“Democracy is not a state. It is an act, and each generation must do its part.”
It’s often said we don’t realize when we’re living through history. The events of this week are unmistakably historic, for better and for worse.
Georgians elected their first Black senator and first Jewish senator, a culmination of the diligent, aligned work of organizers building power in communities of color, particularly Black communities, through year-round engagement, voter registration and education, leadership development, and support of people experiencing hardships such as COVID and racial violence. These groups include many of our grantee partners: ProGeorgia, GALEO, Asian Americans Advancing Justice-Atlanta, Latino Community Fund, GLAHR, New American Pathways, Georgia STAND-UP, Partnership for Southern Equity and Women’s Watch Afrika.
We had only begun to celebrate the historic events in Georgia when domestic terrorists refocused our attention to Washington DC, where, in recent months, protesters of police brutality, white supremacy and systemic racism had been tear gassed for an unnecessary photo opportunity. It is impossible to reconcile the contrasting police response to yesterday’s heavily armed white rioters and the peaceful demonstrators calling for racial justice. Capitol police failed to hold back the angry mobs as they attacked the sacred process of transfer of power, wreaking injury and death, and forcing our elected representatives to hide under their desks in terror.
“The juxtaposition of these groundbreaking events paints a stark picture of America’s dueling realities,” said Jerry Gonzalez, GALEO’s CEO and MRBF’s board president. “Here in Georgia, we’ve worked for many years to advance our vision of an empowered, multiracial, cross-class coalition, while in our nation’s capital, America’s shameful legacy of white supremacy – emboldened by incendiary rhetoric from the very top of our government – was on disgraceful display.”
Yesterday’s domestic terrorism exposes the painful truth that our democracy was founded on centuries of white supremacy. We see the reverberating damage not only in this insurrection, but also in the rise of fascism, ongoing police violence, COVID’s outsized harms to communities of color, voter suppression, wealth inequality, disparate health outcomes, education funding and more.
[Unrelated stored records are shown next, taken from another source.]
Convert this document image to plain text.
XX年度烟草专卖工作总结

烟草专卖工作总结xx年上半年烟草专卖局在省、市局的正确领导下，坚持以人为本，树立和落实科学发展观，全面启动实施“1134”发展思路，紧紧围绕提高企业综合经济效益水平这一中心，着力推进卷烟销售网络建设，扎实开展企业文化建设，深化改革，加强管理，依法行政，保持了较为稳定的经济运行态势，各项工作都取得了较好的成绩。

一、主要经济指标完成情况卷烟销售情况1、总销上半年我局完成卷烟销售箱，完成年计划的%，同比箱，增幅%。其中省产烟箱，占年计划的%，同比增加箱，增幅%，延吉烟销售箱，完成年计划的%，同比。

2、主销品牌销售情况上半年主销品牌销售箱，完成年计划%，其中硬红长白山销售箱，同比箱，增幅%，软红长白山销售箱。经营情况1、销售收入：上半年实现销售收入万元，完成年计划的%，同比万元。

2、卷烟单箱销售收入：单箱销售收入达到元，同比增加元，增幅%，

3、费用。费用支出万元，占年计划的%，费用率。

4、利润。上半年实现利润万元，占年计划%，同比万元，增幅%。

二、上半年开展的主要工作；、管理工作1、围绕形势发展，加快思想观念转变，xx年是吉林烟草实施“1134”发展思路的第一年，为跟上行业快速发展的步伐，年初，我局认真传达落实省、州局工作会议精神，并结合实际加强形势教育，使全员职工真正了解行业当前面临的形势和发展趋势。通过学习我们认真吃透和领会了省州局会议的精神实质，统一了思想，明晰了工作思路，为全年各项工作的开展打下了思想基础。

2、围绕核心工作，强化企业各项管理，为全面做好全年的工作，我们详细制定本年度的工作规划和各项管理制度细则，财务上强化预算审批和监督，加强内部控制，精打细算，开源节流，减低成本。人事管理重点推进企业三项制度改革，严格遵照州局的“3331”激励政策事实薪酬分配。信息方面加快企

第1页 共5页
While the coup ultimately did not succeed, the brazen breach of the Capitol for the first time in more than 200 years broadcasts the urgent need for racial equity and pro-democracy, transformational work happening across the South to create truly representative government. Our partners are undaunted, and so are we. As Georgia shows, with sustained investment in communities, diligence, trust and love, we can begin to envision a stronger, more inclusive democracy that works for everyone.